The viewer can peek into each dioramic sculpture in a voyeuristic manner, glimpsing civilization’s traces no longer in their rightful places or original homes. They embodying memory and, perhaps, cruelty, with an achingly palpable sense of loss, emptiness, wounding.
Why is it so compelling for the viewer to see the scrambling and disruption of the familiar? Its ambient enigma seeks solution and has a magnetic pull to identify and separate the individual items from the amalgam and abstraction of the whole.
For me as the artist at work, it is a puzzle waiting to find conjoining and complementing pieces: slowly placing shred next to shard, segment over scrap, snippet on splinter, sliver merged with slice, morsel, remnant, wedge, so that concave conforms to convex, texture touches texture, colors and patterns contrast and compare, as all elements inhabit and fill empty space, replacing it with denizens of a newly discovered territory. These varied items, significant and quotidian, adored and abandoned, are recalled as moments from daily life: neighborhood, culture – identity.
The viewer is invited to take a ride through a miniature landscape, requiring very careful observation, close deliberate study, in order to see incongruous juxtapositions, while searching for their possible original settings and meanings, uses and importance. Some areas may give a jolt to the viewer, as do ambiguous, yet provocative, phrases written between some configurations. The words take on precious and prescient meaning as one tries to interpret their significance. What would you write if you were incarcerated in a cell or bound on a life-threatening escape to freedom? On what – wall or tree, floor or sand – would you write your words?

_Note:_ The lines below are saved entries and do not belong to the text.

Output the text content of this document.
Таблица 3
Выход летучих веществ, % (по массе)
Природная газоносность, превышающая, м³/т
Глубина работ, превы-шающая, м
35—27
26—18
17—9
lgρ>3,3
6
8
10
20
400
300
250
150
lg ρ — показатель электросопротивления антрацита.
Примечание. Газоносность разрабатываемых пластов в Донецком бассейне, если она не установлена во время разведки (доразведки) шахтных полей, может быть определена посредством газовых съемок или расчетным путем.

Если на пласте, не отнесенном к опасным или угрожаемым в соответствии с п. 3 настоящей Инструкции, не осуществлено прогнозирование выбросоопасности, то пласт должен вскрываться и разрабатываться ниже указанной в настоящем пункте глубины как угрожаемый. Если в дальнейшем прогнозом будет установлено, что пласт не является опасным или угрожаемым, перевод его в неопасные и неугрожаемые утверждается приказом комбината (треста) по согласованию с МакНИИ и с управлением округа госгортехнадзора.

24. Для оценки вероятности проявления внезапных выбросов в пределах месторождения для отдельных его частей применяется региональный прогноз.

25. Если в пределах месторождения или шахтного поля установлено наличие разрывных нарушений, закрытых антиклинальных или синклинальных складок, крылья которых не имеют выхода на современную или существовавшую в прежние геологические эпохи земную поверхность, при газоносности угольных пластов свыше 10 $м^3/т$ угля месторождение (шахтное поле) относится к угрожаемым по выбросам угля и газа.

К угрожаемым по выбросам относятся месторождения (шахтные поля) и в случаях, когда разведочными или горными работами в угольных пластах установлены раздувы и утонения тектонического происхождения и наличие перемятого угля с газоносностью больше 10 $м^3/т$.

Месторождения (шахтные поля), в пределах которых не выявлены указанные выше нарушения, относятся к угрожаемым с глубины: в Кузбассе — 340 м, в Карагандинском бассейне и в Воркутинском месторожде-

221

The observer is prompted to complete a narrative, tell a story, fantasize about what is behind these humble-yet-monumental materials. To whom did they belong? Were they used in celebration? What was the fragment’s connection with its owner? Was it intentionally discarded? Was it a favorite object? Did it have sentimental value? Was it bought or found or gifted? This searching for familiarity and affiliation may become hypnotic for the artist and viewer alike.
Within each sculpture, there is a paradoxical combination of menace and serenity. One shelf or drawer holds haunting reminders of life, materials worn and rusted or brand new, lying around in unexpected couplings after one might have been forced to rush out the door. The viewer continues to journey, exploring and excavating the remnants until the “aha moments” of subjective recognition, satisfying discovery, when conjoined fragments are identified in their new family of stability and safety.
The artistic process is labor-intensive, focusing on the minuscule, the almost imperceptible and seemingly inconsequential triviality. Placing a hair-like strand of thread, as the connector to fill in a gap, is time-consuming. For the head of a pin to become a factor in transitioning, for a nail to become a line of demarcation, the artist must be patient, open and receptive to microscopic possibilities. With fingers caressing each fragment, giving it value and respect, and adding it to a chosen family of cherished ones, the process becomes nothing less than a love story weaving together footnotes of life. The landscape of vulnerability – stemming from displacement from home – becomes a collective ideal.